Dia 02 – Cheiro de Terra Molhada

Melhor noite de sono em anos sem o barulho da cidade

 

02 de julho de 1025

 

Na cidade, o sono é uma necessidade biológica que vira luxo. Dormimos porque o corpo pede, mas raramente descansamos de verdade. Há sempre um ruído interrompendo, um carro passando, um alarme tocando antes do tempo certo. No campo, o sono tem outro sabor, outro tempo. Não sei explicar bem, talvez nem precise, mas dormir aqui é como se o corpo e a alma se alinhassem com a natureza. Não há pressa. Nem ruído. Nem interrupção. Aqui, o sono respeita o silêncio e o silêncio respeita o sono. Hoje nem mesmo o galo cantou para me acordar. Talvez ele tenha entendido que eu precisava dessa pausa. Talvez até ele tenha achado que, dessa vez, sair do ônibus na entrada da fazenda tenha sido uma boa escolha.

 

Quando abri os olhos, eram exatamente 8h34. O dia amanhecia com um frio gostoso, aquele que arrepia só a ponta do nariz, enquanto o resto do corpo ainda se enrola na rede.

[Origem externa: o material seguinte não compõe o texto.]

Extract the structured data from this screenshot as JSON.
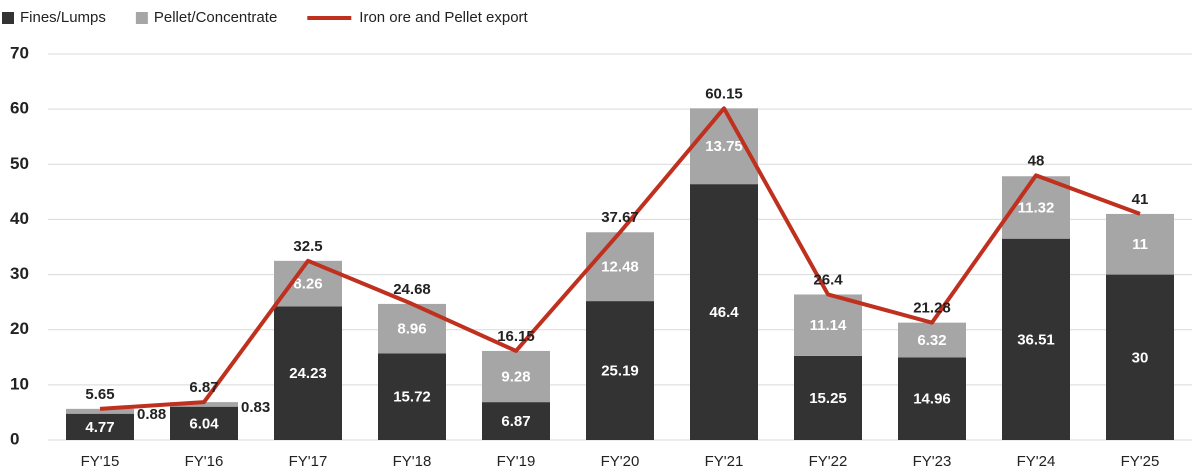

O sol ainda não tocava a terra, escondido atrás das copas altas das mangueiras e dos eucaliptos antigos. Uma brisa leve entrava pela janela sem vidro, trazendo o cheiro de terra molhada, herança da chuva que caiu firme durante a madrugada. Pelas poças que ainda refletiam o céu cinza, mamãe pata nadava com seus filhotinhos alinhados feito barquinhos, cada um remando com seus pezinhos amarelos. As folhas ainda pingavam. O chão cheirava barro e raiz. As galinhas, cheias de coragem e ciscando com pressa, tinham que saltar por cima do bode Chico, que havia decidido dormir bem na entrada do celeiro, deitado feito um vigia rústico.

 

Permanecer ali por mais tempo seria fácil. Não havia ninguém para me apressar, ninguém batendo porta ou buzinando. Ficaria por séculos, se não fosse a movimentação de dois moradores de quatro patas que vieram me lembrar que no campo, cedo é sinônimo de vida. Zangado, um vira-lata marrom de orelhas grandes e um olho manchado, me olhava parado, como quem diz: “Aqui a gente se levanta com o sol, rapaz.” Já Danada, a fêmea, era de outra natureza. Com os olhos mel e o pelo branco rajado, se aproximou com carinho e deitou as duas patas na rede, pedindo um afago. O jeito dela era calmo, como quem já sabe que a vida tem seu ritmo e não vale a pena apressar ninguém. Estava prenhe, com a barriga pesada balançando a cada passo, talvez isso a deixasse ainda mais sensível ao meu cansaço.

 

Depois de espantar a preguiça, lavei o rosto na bacia de alumínio com a água fria da cisterna, que queimava os olhos e despertava até pensamento antigo. E foi ali, com os olhos ainda ardendo, que o cheiro de café fresco invadiu meus sentidos, vindo da varanda dos fundos. Um cheiro forte, de coador de pano e lenha. Fui seguindo esse rastro como se fosse uma trilha sagrada, e encontrei a mesa de madeira, gasta nos cantos e coberta com uma toalha de crochê feita à mão. Havia pão de milho, bolo de fubá, queijo de coalho cortado em tiras, manteiga batida na fazenda, ovos mexidos e um bule de ferro que chiava sobre o fogão de lenha. A brisa da manhã misturava o perfume do mato com o cheiro da comida. Era simples, era puro. Era tudo.

 

— Bom dia, disse Dona Loudes com aquele sorriso que só quem tem raiz no chão sabe dar.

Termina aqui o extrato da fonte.